The mysteries of Taiwanese LPs

 Graham McDonald

A recent acquisition in the recorded sound section of NFSA included a curious copy of a Seekers LP from the late 1960s. Come the Day (Columbia SCXM.6093) reached number seven on the album charts in Australia, and included Georgy Girl, a number one hit, which stayed on the charts for 33 weeks in 1967.

The copy that arrived here is a Taiwanese release, on the First Record label, and definitely aroused our interest. Taiwanese releases of popular LPs from the 1960s and 1970s are fairly common, often made from translucent coloured vinyl (though this one is made from the standard black plastic). We have not been able to work out if they are authorised releases or pirated for the Chinese and tourist markets. The covers are usually washed out photographic reproductions, simply printed on paper and covered inside and out with a thin plastic sleeve, rather than the heavier card outer cover and separate inner sleeve of Australian or American pressings.

What really aroused our curiosity was the matrix number. This is a combination of letters and numbers scratched into the master disc from which the metal pressing stampers are made, to actually press the record from a blob of soft, hot vinyl.
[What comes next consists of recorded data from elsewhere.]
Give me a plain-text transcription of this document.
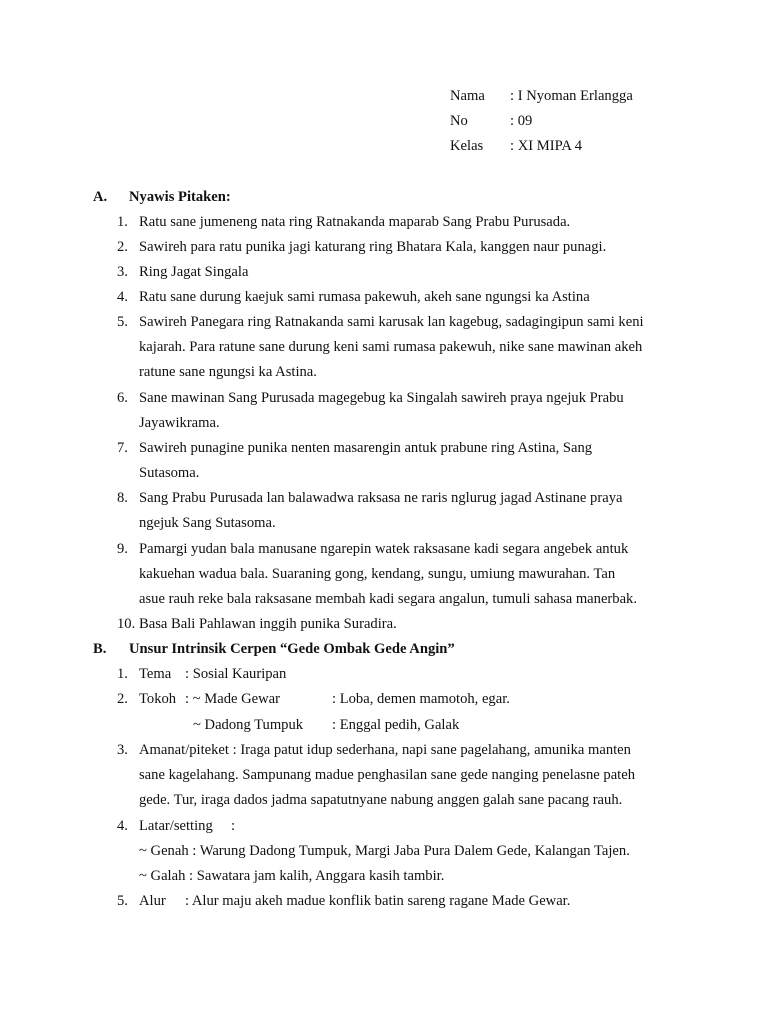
Nama : I Nyoman Erlangga
No	: 09
Kelas : XI MIPA 4
A. Nyawis Pitaken:
1. Ratu sane jumeneng nata ring Ratnakanda maparab Sang Prabu Purusada.
2. Sawireh para ratu punika jagi katurang ring Bhatara Kala, kanggen naur punagi.
3. Ring Jagat Singala
4. Ratu sane durung kaejuk sami rumasa pakewuh, akeh sane ngungsi ka Astina
5. Sawireh Panegara ring Ratnakanda sami karusak lan kagebug, sadagingipun sami keni
kajarah. Para ratune sane durung keni sami rumasa pakewuh, nike sane mawinan akeh
ratune sane ngungsi ka Astina.
6. Sane mawinan Sang Purusada magegebug ka Singalah sawireh praya ngejuk Prabu
Jayawikrama.
7. Sawireh punagine punika nenten masarengin antuk prabune ring Astina, Sang
Sutasoma.
8. Sang Prabu Purusada lan balawadwa raksasa ne raris nglurug jagad Astinane praya
ngejuk Sang Sutasoma.
9. Pamargi yudan bala manusane ngarepin watek raksasane kadi segara angebek antuk
kakuehan wadua bala. Suaraning gong, kendang, sungu, umiung mawurahan. Tan
asue rauh reke bala raksasane membah kadi segara angalun, tumuli sahasa manerbak.
10. Basa Bali Pahlawan inggih punika Suradira.
B. Unsur Intrinsik Cerpen “Gede Ombak Gede Angin”
1. Tema : Sosial Kauripan
2. Tokoh : ~ Made Gewar	: Loba, demen mamotoh, egar.
~ Dadong Tumpuk : Enggal pedih, Galak
3. Amanat/piteket : Iraga patut idup sederhana, napi sane pagelahang, amunika manten
sane kagelahang. Sampunang madue penghasilan sane gede nanging penelasne pateh
gede. Tur, iraga dados jadma sapatutnyane nabung anggen galah sane pacang rauh.
4. Latar/setting :
~ Genah : Warung Dadong Tumpuk, Margi Jaba Pura Dalem Gede, Kalangan Tajen.
~ Galah : Sawatara jam kalih, Anggara kasih tambir.
5. Alur : Alur maju akeh madue konflik batin sareng ragane Made Gewar.
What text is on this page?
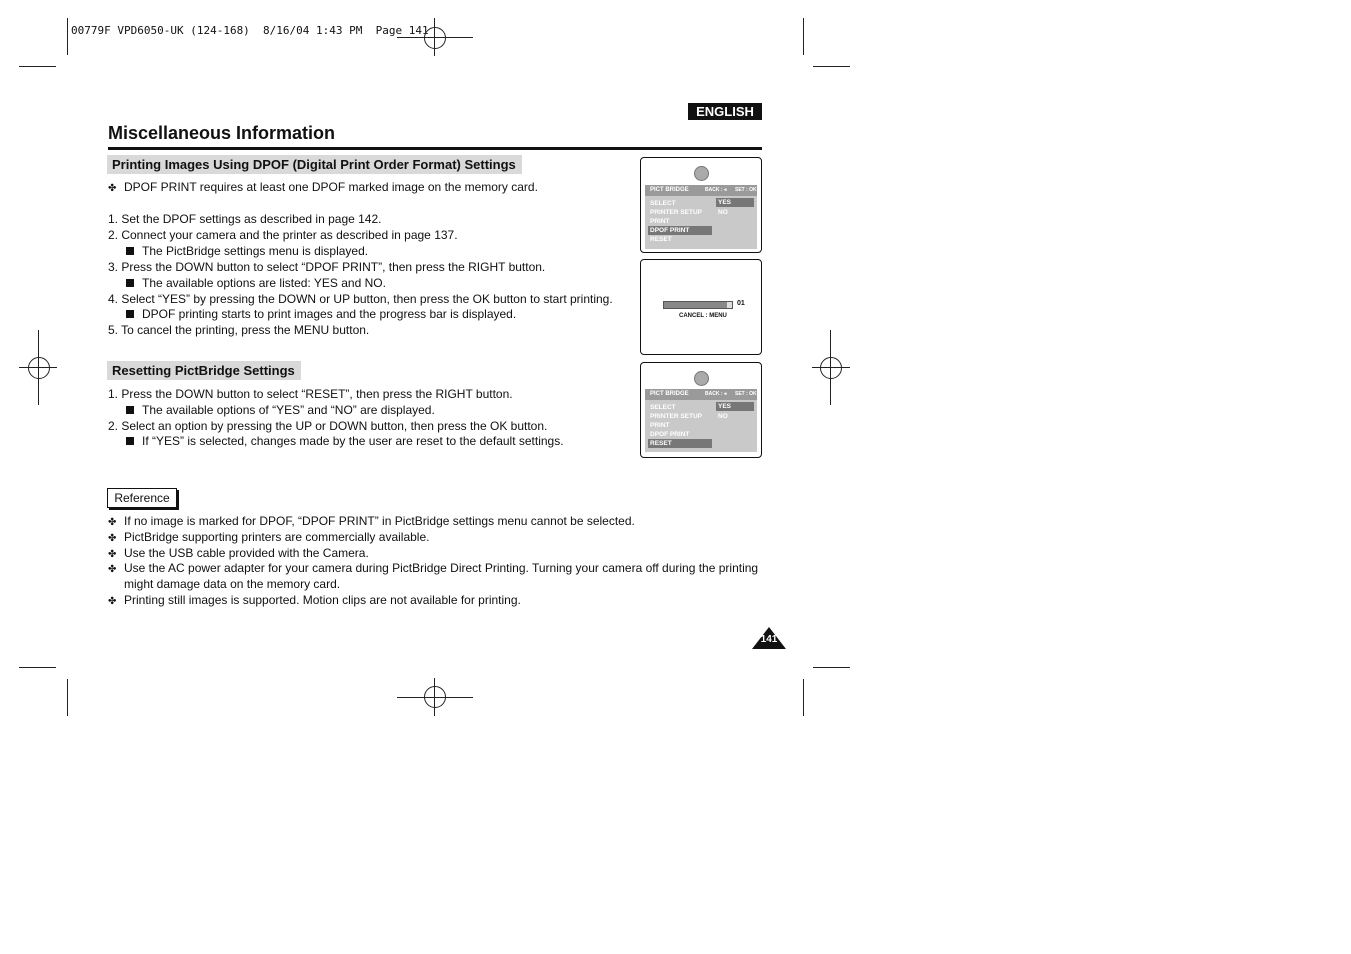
00779F VPD6050-UK (124-168)  8/16/04 1:43 PM  Page 141
ENGLISH
Miscellaneous Information
Printing Images Using DPOF (Digital Print Order Format) Settings
✤ DPOF PRINT requires at least one DPOF marked image on the memory card.
1. Set the DPOF settings as described in page 142.
2. Connect your camera and the printer as described in page 137.
The PictBridge settings menu is displayed.
3. Press the DOWN button to select “DPOF PRINT”, then press the RIGHT button.
The available options are listed: YES and NO.
4. Select “YES” by pressing the DOWN or UP button, then press the OK button to start printing.
DPOF printing starts to print images and the progress bar is displayed.
5. To cancel the printing, press the MENU button.
Resetting PictBridge Settings
1. Press the DOWN button to select “RESET”, then press the RIGHT button.
The available options of “YES” and “NO” are displayed.
2. Select an option by pressing the UP or DOWN button, then press the OK button.
If “YES” is selected, changes made by the user are reset to the default settings.
Reference
✤ If no image is marked for DPOF, “DPOF PRINT” in PictBridge settings menu cannot be selected.
✤ PictBridge supporting printers are commercially available.
✤ Use the USB cable provided with the Camera.
✤ Use the AC power adapter for your camera during PictBridge Direct Printing. Turning your camera off during the printing
might damage data on the memory card.
✤ Printing still images is supported. Motion clips are not available for printing.
PICT BRIDGE	BACK : ◂ SET : OK
SELECT
PRINTER SETUP
PRINT
DPOF PRINT
RESET
YES
NO
01
CANCEL : MENU
PICT BRIDGE	BACK : ◂ SET : OK
SELECT
PRINTER SETUP
PRINT
DPOF PRINT
RESET
YES
NO
141
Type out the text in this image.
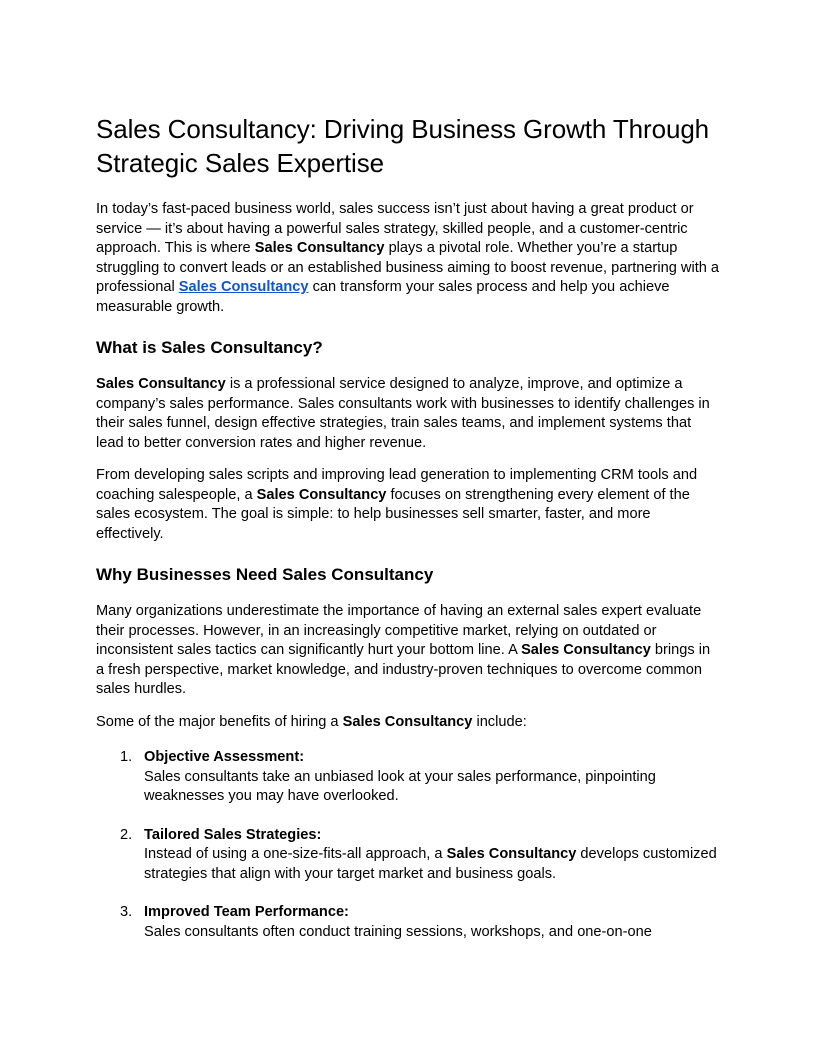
Sales Consultancy: Driving Business Growth Through Strategic Sales Expertise

In today’s fast-paced business world, sales success isn’t just about having a great product or service — it’s about having a powerful sales strategy, skilled people, and a customer-centric approach. This is where Sales Consultancy plays a pivotal role. Whether you’re a startup struggling to convert leads or an established business aiming to boost revenue, partnering with a professional Sales Consultancy can transform your sales process and help you achieve measurable growth.

What is Sales Consultancy?

Sales Consultancy is a professional service designed to analyze, improve, and optimize a company’s sales performance. Sales consultants work with businesses to identify challenges in their sales funnel, design effective strategies, train sales teams, and implement systems that lead to better conversion rates and higher revenue.

From developing sales scripts and improving lead generation to implementing CRM tools and coaching salespeople, a Sales Consultancy focuses on strengthening every element of the sales ecosystem. The goal is simple: to help businesses sell smarter, faster, and more effectively.

Why Businesses Need Sales Consultancy

Many organizations underestimate the importance of having an external sales expert evaluate their processes. However, in an increasingly competitive market, relying on outdated or inconsistent sales tactics can significantly hurt your bottom line. A Sales Consultancy brings in a fresh perspective, market knowledge, and industry-proven techniques to overcome common sales hurdles.

Some of the major benefits of hiring a Sales Consultancy include:

1. Objective Assessment:
Sales consultants take an unbiased look at your sales performance, pinpointing weaknesses you may have overlooked.
2. Tailored Sales Strategies:
Instead of using a one-size-fits-all approach, a Sales Consultancy develops customized strategies that align with your target market and business goals.
3. Improved Team Performance:
Sales consultants often conduct training sessions, workshops, and one-on-one
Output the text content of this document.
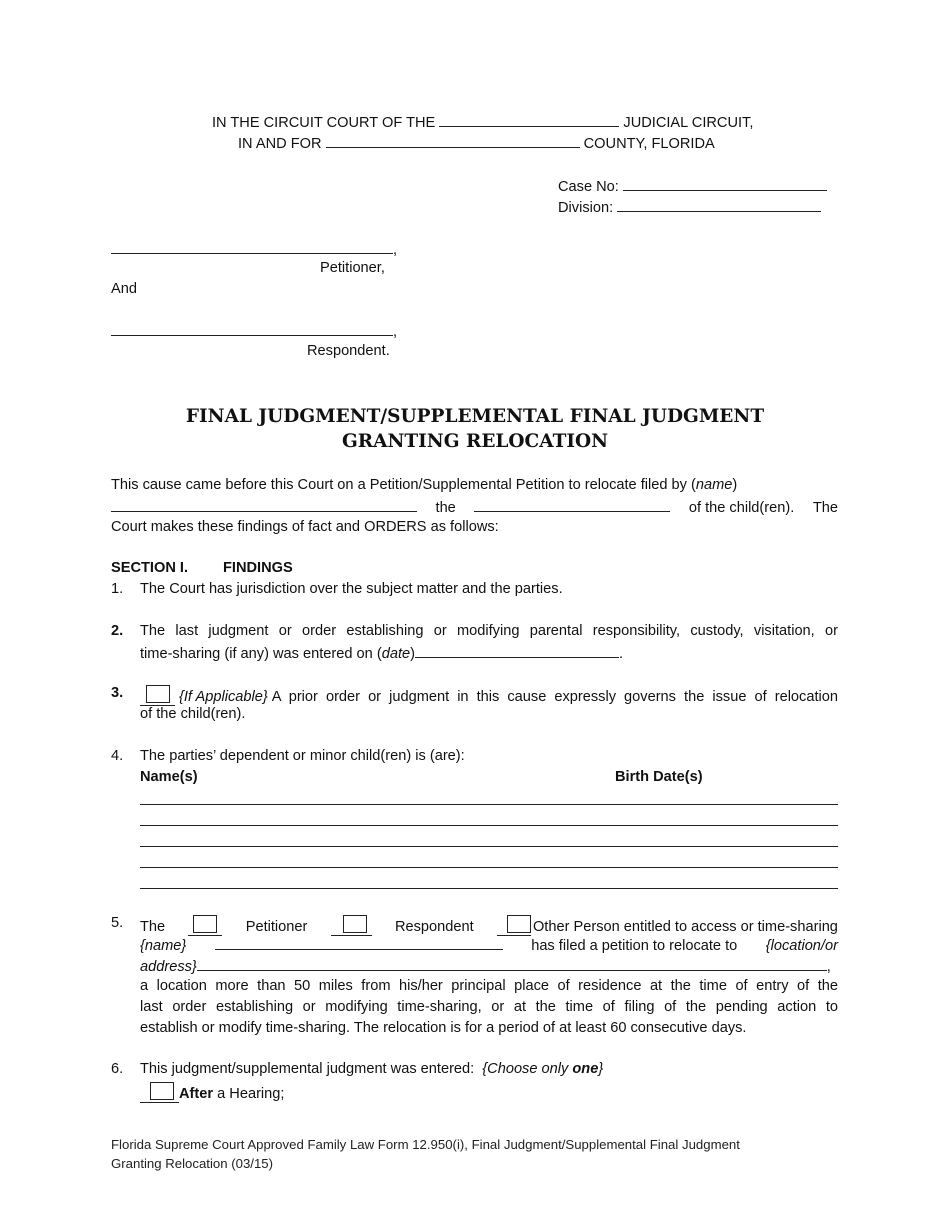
IN THE CIRCUIT COURT OF THE	JUDICIAL CIRCUIT,
IN AND FOR	COUNTY, FLORIDA
Case No:
Division:
,
Petitioner,
And
,
Respondent.
FINAL JUDGMENT/SUPPLEMENTAL FINAL JUDGMENT
GRANTING RELOCATION
This cause came before this Court on a Petition/Supplemental Petition to relocate filed by (name)
the	of the child(ren). The
Court makes these findings of fact and ORDERS as follows:
SECTION I. FINDINGS
1. The Court has jurisdiction over the subject matter and the parties.
2. The last judgment or order establishing or modifying parental responsibility, custody, visitation, or
time-sharing (if any) was entered on (date)	.
3.	{If Applicable} A prior order or judgment in this cause expressly governs the issue of relocation
of the child(ren).
4. The parties’ dependent or minor child(ren) is (are):
Name(s)	Birth Date(s)
5. The	Petitioner	Respondent	Other Person entitled to access or time-sharing
{name}	has filed a petition to relocate to {location/or
address}	,
a location more than 50 miles from his/her principal place of residence at the time of entry of the
last order establishing or modifying time-sharing, or at the time of filing of the pending action to
establish or modify time-sharing. The relocation is for a period of at least 60 consecutive days.
6. This judgment/supplemental judgment was entered: {Choose only one}
After a Hearing;
Florida Supreme Court Approved Family Law Form 12.950(i), Final Judgment/Supplemental Final Judgment
Granting Relocation (03/15)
These were used by the record pressing plant to identify the master disc and have nothing to do with the label or catalogue number of the finished record. Interestingly, the matrix number of this Taiwanese pressing is the same as the Australian release, and we have been trying to work out an explanation for this. It could be that this was an authorised release on First Records, although there is no acknowledgement of Columbia Records that is obvious, and it was pressed from a master supplied by Columbia. Alternatively a new pirate master was made from an existing vinyl disc, which would include the original matrix number.

One of the charming aspects of the disc is the inclusion of the words of both Georgy Girl and Yesterday on the back cover, wonderfully mis-translated. The first two lines of Georgy Girl are:

"Hey there Georgy girl swinging down the street so fauncy green
Nobody you meet foweven see the lone livess there In side you"

We would be delighted if anybody out there can shed some light on the story of Taiwanese records of this period.